Beatrix von Storch ist eine wunderschöne Frau. Ich liebe an Frauen, wenn diese ein immer strahlendes Gesicht mit sich herumtragen. Es gibt solche tatsächlich. Man sieht ihnen in die Augen und weiß irgendwie, ja, das ist ein guter Mensch. Ich meine nicht etwa ein Dauergrinsen, nein, ich meine wirklich aus der Seele strahlende Augen.

Beatrix von Storch ist natürlich nicht wunderschön, in ihren Augen sehe ich nur Groll, Hass und eine deftige Portion Doofheit. Aber dafür ist sie biodeutsch. Und das wird, wenn es schlecht läuft, ein bald wieder sehr gefragtes Attribut. Obwohl ich bei dem Begriff kotzen möchte.

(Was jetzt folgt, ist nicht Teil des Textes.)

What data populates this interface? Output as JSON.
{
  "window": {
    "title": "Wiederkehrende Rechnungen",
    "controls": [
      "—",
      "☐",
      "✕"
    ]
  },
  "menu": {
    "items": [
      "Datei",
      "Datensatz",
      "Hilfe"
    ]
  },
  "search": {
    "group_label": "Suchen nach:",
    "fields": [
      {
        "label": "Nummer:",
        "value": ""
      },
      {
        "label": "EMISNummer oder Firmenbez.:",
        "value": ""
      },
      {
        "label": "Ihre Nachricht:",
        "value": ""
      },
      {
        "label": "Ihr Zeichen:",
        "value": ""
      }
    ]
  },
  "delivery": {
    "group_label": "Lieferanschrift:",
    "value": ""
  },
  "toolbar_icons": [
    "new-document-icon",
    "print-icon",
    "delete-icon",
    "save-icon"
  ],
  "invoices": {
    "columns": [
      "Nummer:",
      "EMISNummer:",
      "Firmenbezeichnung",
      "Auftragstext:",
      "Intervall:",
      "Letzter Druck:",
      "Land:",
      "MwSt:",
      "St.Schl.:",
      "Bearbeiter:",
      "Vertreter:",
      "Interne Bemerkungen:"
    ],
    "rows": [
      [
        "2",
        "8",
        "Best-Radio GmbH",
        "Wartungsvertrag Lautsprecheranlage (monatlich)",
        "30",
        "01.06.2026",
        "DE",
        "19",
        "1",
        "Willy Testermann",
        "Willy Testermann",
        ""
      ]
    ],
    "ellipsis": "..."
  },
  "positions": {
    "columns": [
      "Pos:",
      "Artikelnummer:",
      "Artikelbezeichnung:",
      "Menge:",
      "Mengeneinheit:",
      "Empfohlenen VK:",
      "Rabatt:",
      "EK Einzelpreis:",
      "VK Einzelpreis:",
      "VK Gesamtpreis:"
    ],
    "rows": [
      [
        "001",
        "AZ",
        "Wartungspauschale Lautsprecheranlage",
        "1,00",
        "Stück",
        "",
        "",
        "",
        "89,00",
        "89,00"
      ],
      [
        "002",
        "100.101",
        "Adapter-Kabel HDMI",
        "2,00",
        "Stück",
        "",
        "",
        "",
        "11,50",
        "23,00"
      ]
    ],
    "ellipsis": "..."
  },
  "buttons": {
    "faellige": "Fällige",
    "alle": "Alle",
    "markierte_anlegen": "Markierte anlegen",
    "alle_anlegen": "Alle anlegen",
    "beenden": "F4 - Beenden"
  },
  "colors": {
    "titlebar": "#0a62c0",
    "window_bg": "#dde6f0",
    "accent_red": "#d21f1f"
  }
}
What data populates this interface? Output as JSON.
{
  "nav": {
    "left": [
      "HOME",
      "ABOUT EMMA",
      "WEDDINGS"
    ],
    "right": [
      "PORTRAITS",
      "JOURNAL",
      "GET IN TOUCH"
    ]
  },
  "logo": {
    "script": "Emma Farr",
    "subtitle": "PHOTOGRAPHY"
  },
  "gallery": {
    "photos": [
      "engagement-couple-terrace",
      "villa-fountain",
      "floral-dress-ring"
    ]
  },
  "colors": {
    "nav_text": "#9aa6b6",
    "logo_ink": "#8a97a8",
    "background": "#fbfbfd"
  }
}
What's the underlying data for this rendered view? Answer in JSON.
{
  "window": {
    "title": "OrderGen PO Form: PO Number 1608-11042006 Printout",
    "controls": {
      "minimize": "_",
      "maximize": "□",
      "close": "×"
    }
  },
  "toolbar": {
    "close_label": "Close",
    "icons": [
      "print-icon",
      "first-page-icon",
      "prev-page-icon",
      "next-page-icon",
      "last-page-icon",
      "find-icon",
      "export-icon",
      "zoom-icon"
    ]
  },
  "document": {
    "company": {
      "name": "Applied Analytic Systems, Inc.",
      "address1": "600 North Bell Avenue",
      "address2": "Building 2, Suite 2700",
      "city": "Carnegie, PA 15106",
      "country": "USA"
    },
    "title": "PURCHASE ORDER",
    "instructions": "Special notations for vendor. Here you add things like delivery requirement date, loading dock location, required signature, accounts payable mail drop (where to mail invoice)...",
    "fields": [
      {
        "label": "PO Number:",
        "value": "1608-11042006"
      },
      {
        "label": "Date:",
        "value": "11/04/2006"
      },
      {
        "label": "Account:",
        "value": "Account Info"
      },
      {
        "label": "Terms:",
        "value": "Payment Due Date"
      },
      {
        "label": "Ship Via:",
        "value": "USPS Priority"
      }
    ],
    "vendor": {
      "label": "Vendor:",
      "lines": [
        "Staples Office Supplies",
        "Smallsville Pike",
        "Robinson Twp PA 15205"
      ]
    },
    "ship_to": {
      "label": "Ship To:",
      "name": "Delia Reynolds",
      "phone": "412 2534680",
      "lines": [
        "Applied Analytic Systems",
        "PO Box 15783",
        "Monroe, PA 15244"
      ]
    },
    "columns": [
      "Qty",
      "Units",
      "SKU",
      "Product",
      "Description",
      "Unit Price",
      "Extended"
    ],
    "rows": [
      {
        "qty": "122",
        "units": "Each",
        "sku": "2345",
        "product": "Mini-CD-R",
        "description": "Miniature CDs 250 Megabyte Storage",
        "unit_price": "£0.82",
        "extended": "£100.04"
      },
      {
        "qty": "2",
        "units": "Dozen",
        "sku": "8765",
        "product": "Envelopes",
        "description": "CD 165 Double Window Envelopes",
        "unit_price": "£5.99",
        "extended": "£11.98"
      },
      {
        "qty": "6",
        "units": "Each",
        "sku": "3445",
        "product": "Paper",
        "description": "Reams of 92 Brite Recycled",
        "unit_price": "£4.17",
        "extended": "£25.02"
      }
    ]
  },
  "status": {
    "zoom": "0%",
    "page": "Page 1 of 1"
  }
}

Ich hatte Bio und Deutsch als Leistungskurs. Zu einer Zeit, als ich glaubte, die Deutschen hätten das Schlimmste überstanden und stünden zu ihrer Verantwortung. Ich rede nicht einmal von Schuld, denn meine Generation beispielsweise hat keinen Juden vergast. Aber meine Generation trägt wie jeder andere Mensch auf dieser Welt eine gewisse Verantwortung. Und da wir in unserem Lande ziemlich genau wissen, wie schnell Irre einen Weltenbrand entfachen können, haben wir eine besondere Verantwortung, der wir derzeit nicht gerecht werden. Nur ein Beispiel: Vier von zehn Schülern können mit dem Begriff „Auschwitz“ nichts anfangen. Ich habe keine Ahnung, wer da versagt, erinnere mich aber gut, dass ich die ersten KZ-Bilder in der vierten Klasse der Grundschule zu sehen bekam. Solche Bilder scheinen nun zu verblassen. Was geschieht nur, wenn der letzte Zeitzeuge diese Welt verlässt? Wenn das Grauen nur noch eine verschleierte Erinnerung ist, die von nicht wenigen auch noch geleugnet wird?! Mich belastet weder dieses Wissen, diese Erinnerung aus Erzählungen, noch belastet mich ein Schuldvorwurf. Ein „Irgendwann muss ja mal gut sein“ kann es nicht geben. Es ist doch wirklich nicht so, dass diese historische Verantwortung uns erdrückt. Lächerlich. Das Gegenteil ist der Fall. Die Deutschen sind vielen anderen Völkern Vorbild in der Aufarbeit dunkler Geschichte. Darauf übrigens kann man als Deutscher stolz sein. Denn das ist – anders als das Biodeutschsein – eine Leistung!

Ich weiß nicht, welche Bilder schlimmer sind. Jene KZ-Bilder aus dem Grundschulunterricht oder ein Konterfei von Frau von Storch, die schneller als N-TV auf den Terroranschlag in meiner Heimatstadt Münster reagiert hatte. Blöd nur, wenn sich dann herausstellt, dass es gar kein Terror im derzeit klassischen Sinne war. Sofern man dem Glauben schenkt, denn in der Echokammer Facebook war vielen geistig Abgedrifteten relativ schnell klar, dass die Behörden einfach nicht zugeben wollten, dass es sich um Terror gehandelt hat, zumal der Lügenpresse ohnehin nicht zu glauben sei. Und wenn es dann eben ein Biodeutscher war, dann habe er halt nur das nachgemacht, was Frau von Storch, die angehende Miss Bundestag, jedem Flüchtling ohnehin zutraut. Also so oder so, der Nichtbiodeutsche ist irgendwie schuld. Und Frau Merkel sowieso.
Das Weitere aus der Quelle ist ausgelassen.